Recent advances in gene expression microarray technology have provided the ability to monitor transcriptional changes on a genome-wide scale, allowing for the more general characterization of interaction networks among gene expression traits. Here I discuss the correlation structure among gene expression traits for a comprehensive set of genes (>20k) in mouse liver, adipose and brain samples using oligonucleotide microarrays. This analysis reveals interesting properties of the gene-gene correlation structures that obtain in specific tissues in segregating mouse populations, as well as highlighting differences among the tissues and between the sexes. Specifically, there are a moderate number of gene expression traits (hubs) that have a high degree of connectivity to other gene expression traits, whereas the majority of gene expression traits are found to have limited connectivity to other gene expression traits. The degree of connectivity in the context of expression quantitative trait loci (eQTL) is also characterized, highlighting associations between highly interconnected groups of gene and common genetic control, where the shared genetic control enhances the ability to infer causal associations among gene expression traits and between gene expression and clinically relevant traits. In defining links (edges) between any two genes if they are found to be strongly interacting (i.e., above some absolute correlation threshold or p-value cutoff), the resulting gene-gene interaction network is shown to exhibit scale-free network properties and a hierarchical structure that tends to reflect common functional properties of genes.

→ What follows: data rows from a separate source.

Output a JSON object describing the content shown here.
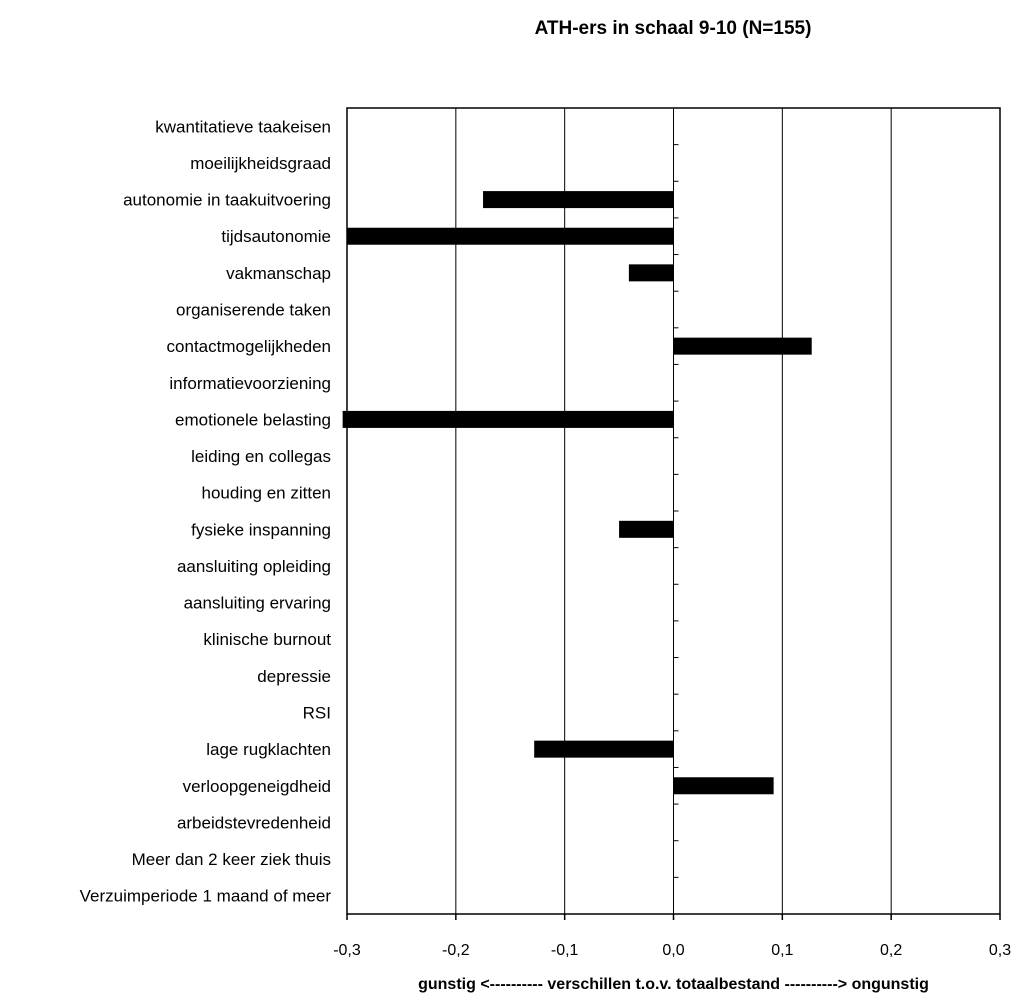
{
  "chart_data": {
    "type": "bar",
    "orientation": "horizontal",
    "title": "ATH-ers in schaal 9-10 (N=155)",
    "xlabel": "gunstig <---------- verschillen t.o.v. totaalbestand ----------> ongunstig",
    "ylabel": "",
    "xlim": [
      -0.3,
      0.3
    ],
    "x_ticks": [
      -0.3,
      -0.2,
      -0.1,
      0.0,
      0.1,
      0.2,
      0.3
    ],
    "x_tick_labels": [
      "-0,3",
      "-0,2",
      "-0,1",
      "0,0",
      "0,1",
      "0,2",
      "0,3"
    ],
    "grid": "vertical",
    "bar_color": "#000000",
    "categories": [
      "kwantitatieve taakeisen",
      "moeilijkheidsgraad",
      "autonomie in taakuitvoering",
      "tijdsautonomie",
      "vakmanschap",
      "organiserende taken",
      "contactmogelijkheden",
      "informatievoorziening",
      "emotionele belasting",
      "leiding en collegas",
      "houding en zitten",
      "fysieke inspanning",
      "aansluiting opleiding",
      "aansluiting ervaring",
      "klinische burnout",
      "depressie",
      "RSI",
      "lage rugklachten",
      "verloopgeneigdheid",
      "arbeidstevredenheid",
      "Meer dan 2 keer ziek thuis",
      "Verzuimperiode 1 maand of meer"
    ],
    "values": [
      0,
      0,
      -0.175,
      -0.3,
      -0.041,
      0,
      0.127,
      0,
      -0.304,
      0,
      0,
      -0.05,
      0,
      0,
      0,
      0,
      0,
      -0.128,
      0.092,
      0,
      0,
      0
    ]
  }
}
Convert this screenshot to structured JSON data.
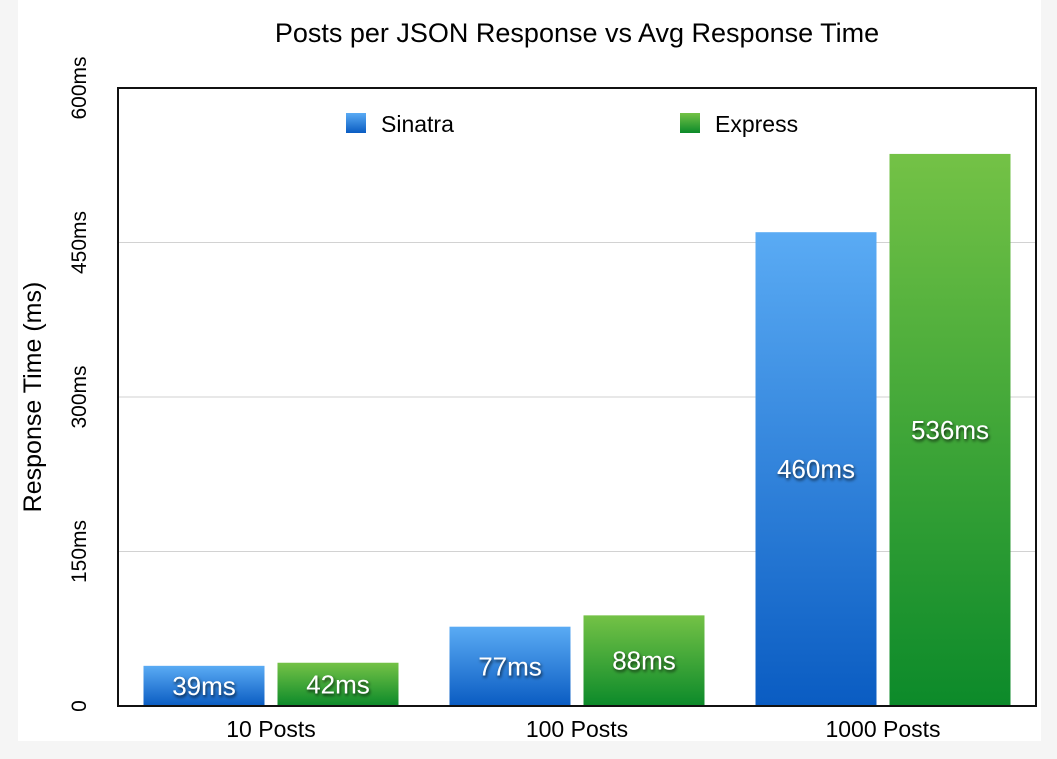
{
  "chart_data": {
    "type": "bar",
    "title": "Posts per JSON Response vs Avg Response Time",
    "ylabel": "Response Time (ms)",
    "xlabel": "",
    "categories": [
      "10 Posts",
      "100 Posts",
      "1000 Posts"
    ],
    "series": [
      {
        "name": "Sinatra",
        "values": [
          39,
          77,
          460
        ],
        "labels": [
          "39ms",
          "77ms",
          "460ms"
        ],
        "color_top": "#5aabf4",
        "color_bottom": "#0a5cc2"
      },
      {
        "name": "Express",
        "values": [
          42,
          88,
          536
        ],
        "labels": [
          "42ms",
          "88ms",
          "536ms"
        ],
        "color_top": "#74c246",
        "color_bottom": "#0c8a2a"
      }
    ],
    "ylim": [
      0,
      600
    ],
    "yticks": [
      0,
      150,
      300,
      450,
      600
    ],
    "ytick_labels": [
      "0",
      "150ms",
      "300ms",
      "450ms",
      "600ms"
    ],
    "grid": true,
    "legend": "top"
  }
}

The degree distributions of these networks are shown to follow an inverse power law with exponents between -1 to -1.3, while the cluster coefficient of some of the networks decrease as an exponential function instead of a power law. Both properties are distinct from most published biological networks. Furthermore, we show that strongly correlated genes appear to group into distinct sub-clusters enriched for a diversity of functional pathways that are further enriched for eQTL hot spot regions in the genome. Our analysis provides a simple and systematic approach to study the functional organization of gene expression interaction networks that can be used to functionally characterize gene groups and identify key control points in the network associated with complex traits such as common human diseases.